Despite Criticism, DHS to Deploy More Full-Body Scanners At US Airports
Feds say the machines have foiled 80 with concealed drugs or weapons.
Sept. 20, 2010 — -- The Department of Homeland Security (DHS) has announced it will be deploying new full-body scanners at eight more airports across the country, a decision that brought a new round of protests from critics of the technology who consider the machines overly intrusive.
"We all want airports to be safe and secure as possible," U.S. Rep. Jason Chaffetz, R.-Utah, told ABC News. But there are "more secure and less invasive" alternatives, he said.
Chaffetz and civil liberties groups have criticized the latest expansion, complaining that the machines produce graphic full-body images that invade the privacy of innocent travelers, and they have questioned the necessity, safety, and reliability of the machines.
The new scanners, funded through the stimulus package, will be installed in cities that include Newark, Cleveland, and New Orleans. The Transportation Security Administration has hailed the "cutting edge technology" as part of its "layered approach to protecting the safety of the traveling public."
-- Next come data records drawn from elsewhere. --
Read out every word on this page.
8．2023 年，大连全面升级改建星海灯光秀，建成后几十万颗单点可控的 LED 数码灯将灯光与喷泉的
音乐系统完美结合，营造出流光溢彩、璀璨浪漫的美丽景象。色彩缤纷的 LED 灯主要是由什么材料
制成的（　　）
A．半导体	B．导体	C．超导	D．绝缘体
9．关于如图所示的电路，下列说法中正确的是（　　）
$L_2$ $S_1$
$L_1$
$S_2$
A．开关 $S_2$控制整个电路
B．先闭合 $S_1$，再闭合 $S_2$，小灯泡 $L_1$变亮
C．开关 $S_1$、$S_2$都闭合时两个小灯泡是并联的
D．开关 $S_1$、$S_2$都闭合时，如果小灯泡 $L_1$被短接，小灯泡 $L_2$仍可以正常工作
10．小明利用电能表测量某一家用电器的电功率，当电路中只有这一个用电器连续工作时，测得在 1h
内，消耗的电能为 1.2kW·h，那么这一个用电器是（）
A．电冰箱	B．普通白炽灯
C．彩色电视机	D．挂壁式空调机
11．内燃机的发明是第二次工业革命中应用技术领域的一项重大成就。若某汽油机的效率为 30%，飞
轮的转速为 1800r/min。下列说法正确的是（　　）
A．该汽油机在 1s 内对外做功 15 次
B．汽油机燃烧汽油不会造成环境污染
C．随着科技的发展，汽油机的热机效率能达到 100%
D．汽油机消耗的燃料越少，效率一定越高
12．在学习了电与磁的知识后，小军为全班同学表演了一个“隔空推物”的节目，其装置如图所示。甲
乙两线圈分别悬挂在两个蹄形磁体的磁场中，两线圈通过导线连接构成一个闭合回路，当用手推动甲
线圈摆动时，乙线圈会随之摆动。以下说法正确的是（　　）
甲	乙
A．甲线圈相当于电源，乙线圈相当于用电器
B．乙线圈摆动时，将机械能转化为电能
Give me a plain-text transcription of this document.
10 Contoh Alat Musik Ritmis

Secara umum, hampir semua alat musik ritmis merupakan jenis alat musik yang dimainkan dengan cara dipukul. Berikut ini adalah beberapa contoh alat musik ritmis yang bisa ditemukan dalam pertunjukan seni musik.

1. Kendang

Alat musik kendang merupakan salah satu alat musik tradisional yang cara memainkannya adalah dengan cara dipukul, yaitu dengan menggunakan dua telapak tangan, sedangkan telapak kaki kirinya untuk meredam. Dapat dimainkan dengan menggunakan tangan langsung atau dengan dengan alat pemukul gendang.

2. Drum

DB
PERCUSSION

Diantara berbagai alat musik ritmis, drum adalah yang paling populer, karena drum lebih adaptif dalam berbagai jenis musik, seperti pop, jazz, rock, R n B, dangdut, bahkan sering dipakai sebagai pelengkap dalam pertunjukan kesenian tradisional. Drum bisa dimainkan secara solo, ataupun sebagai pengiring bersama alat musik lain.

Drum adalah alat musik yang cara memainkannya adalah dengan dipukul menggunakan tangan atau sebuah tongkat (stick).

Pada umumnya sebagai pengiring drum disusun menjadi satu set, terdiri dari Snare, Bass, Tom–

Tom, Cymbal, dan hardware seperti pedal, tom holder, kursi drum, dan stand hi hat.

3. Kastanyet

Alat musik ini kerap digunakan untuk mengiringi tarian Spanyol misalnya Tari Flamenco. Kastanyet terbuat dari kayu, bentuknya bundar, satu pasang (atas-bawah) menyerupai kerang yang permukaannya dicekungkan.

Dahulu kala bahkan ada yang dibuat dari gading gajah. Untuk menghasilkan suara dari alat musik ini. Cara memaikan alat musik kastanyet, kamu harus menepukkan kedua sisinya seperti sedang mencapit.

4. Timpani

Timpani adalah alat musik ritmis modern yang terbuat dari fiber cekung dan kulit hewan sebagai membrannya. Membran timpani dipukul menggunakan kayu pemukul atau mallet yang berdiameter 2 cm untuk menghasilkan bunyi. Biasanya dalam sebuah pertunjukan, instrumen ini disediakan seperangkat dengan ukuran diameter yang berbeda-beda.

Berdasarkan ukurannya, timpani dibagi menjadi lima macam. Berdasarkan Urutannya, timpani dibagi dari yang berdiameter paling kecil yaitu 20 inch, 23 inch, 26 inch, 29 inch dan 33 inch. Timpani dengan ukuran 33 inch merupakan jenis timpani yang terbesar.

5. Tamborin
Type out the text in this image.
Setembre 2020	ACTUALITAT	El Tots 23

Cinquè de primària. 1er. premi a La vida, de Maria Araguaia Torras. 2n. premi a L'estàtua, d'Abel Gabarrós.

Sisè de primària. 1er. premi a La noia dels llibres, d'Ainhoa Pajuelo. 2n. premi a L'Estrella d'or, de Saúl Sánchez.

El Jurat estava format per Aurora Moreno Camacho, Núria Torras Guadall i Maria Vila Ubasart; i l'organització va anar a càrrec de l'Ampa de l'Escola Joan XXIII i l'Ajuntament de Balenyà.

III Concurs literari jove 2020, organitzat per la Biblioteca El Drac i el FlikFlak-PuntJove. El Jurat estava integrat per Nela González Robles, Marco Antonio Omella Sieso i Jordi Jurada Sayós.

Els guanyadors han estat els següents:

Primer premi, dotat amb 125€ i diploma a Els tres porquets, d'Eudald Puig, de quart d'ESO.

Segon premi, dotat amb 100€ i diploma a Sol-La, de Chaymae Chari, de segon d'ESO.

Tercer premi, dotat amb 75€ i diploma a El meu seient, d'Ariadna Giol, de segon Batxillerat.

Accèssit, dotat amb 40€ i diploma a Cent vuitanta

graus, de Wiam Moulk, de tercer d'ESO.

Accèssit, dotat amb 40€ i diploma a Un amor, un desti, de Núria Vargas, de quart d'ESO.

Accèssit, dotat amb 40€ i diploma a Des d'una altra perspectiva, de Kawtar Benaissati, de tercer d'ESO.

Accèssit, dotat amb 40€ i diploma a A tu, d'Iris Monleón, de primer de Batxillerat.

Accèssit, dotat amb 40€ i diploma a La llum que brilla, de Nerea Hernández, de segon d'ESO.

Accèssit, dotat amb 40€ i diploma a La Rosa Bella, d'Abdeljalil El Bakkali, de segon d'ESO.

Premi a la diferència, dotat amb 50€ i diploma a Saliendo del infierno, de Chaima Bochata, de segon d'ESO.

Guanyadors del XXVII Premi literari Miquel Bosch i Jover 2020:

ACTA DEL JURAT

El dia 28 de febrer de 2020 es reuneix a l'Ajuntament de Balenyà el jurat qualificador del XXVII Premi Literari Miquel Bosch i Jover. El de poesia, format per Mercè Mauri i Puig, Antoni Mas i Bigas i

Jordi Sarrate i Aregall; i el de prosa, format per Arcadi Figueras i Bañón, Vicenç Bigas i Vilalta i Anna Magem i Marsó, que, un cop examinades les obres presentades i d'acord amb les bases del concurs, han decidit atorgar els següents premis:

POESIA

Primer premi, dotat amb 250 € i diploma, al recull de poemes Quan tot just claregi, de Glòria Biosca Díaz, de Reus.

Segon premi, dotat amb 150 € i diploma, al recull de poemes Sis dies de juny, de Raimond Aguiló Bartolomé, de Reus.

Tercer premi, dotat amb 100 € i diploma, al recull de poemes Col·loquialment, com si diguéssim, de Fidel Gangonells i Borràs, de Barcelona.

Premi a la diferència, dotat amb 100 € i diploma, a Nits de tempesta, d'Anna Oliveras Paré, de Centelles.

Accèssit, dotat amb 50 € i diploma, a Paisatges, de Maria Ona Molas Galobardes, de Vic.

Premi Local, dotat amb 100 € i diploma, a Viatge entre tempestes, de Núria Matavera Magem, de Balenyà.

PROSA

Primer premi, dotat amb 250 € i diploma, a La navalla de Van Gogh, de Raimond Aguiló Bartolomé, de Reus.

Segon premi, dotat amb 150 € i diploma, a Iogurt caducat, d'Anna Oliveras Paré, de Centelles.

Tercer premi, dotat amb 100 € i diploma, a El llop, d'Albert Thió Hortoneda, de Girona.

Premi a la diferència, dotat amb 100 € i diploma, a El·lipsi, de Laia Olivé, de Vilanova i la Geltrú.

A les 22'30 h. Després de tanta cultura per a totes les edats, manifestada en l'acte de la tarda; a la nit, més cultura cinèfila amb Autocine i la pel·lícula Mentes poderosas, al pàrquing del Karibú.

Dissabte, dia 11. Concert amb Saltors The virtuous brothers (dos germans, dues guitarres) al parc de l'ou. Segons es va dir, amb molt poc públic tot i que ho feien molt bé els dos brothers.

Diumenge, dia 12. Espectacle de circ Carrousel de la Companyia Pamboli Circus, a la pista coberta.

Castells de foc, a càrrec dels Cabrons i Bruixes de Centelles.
TSA Representative Greg Soule said the scanners were "critical to address evolving threats like the Christmas Day Bomber." Soule said that over the past year there were more than 80 instances where imaging technology has identified passengers who have artfully concealed prohibited or illegal items such as weapons or narcotics.
The Department of Homeland Security says the machines protect privacy because sensitive parts of the images are blurred, the person viewing the image watches from a separate room and never interacts with the passenger, and because in "the operational mode images are permanently deleted immediately once viewed and are never stored, transmitted or printed."
Chaffetz calls the claim that the images are never preserved "totally false." Chris Calabrese, legislative counsel for the American Civil Liberties Union, says the TSA has admitted the machines have a "test mode" in which images can be stored. Both cite a case in which the U.S. Marshals service admitted storing thousands of images from scanners at the Orlando, Florida federal courthouse.
Chaffetz has long been a vocal opponent of the scanners. Earlier this year, he introduced a bill in the House limiting the use of scanners to secondary screening. The bill passed the House with 310 votes, but was not taken up in the Senate.
The ACLU has also lined up against the technology, questioning whether the machines, with their inherent safety and privacy concerns, would ever stop a terrorist attack." Calabrese cited a Government Accountability Office report that raised doubts whether the type of bomb used by the accused "underwear bomber" last Christmas would have been detected.
CLICK HERE to follow the ABC News Investigative Team's coverage on Twitter.
"Terrorists have already found a way to beat the machines," Calabrese said.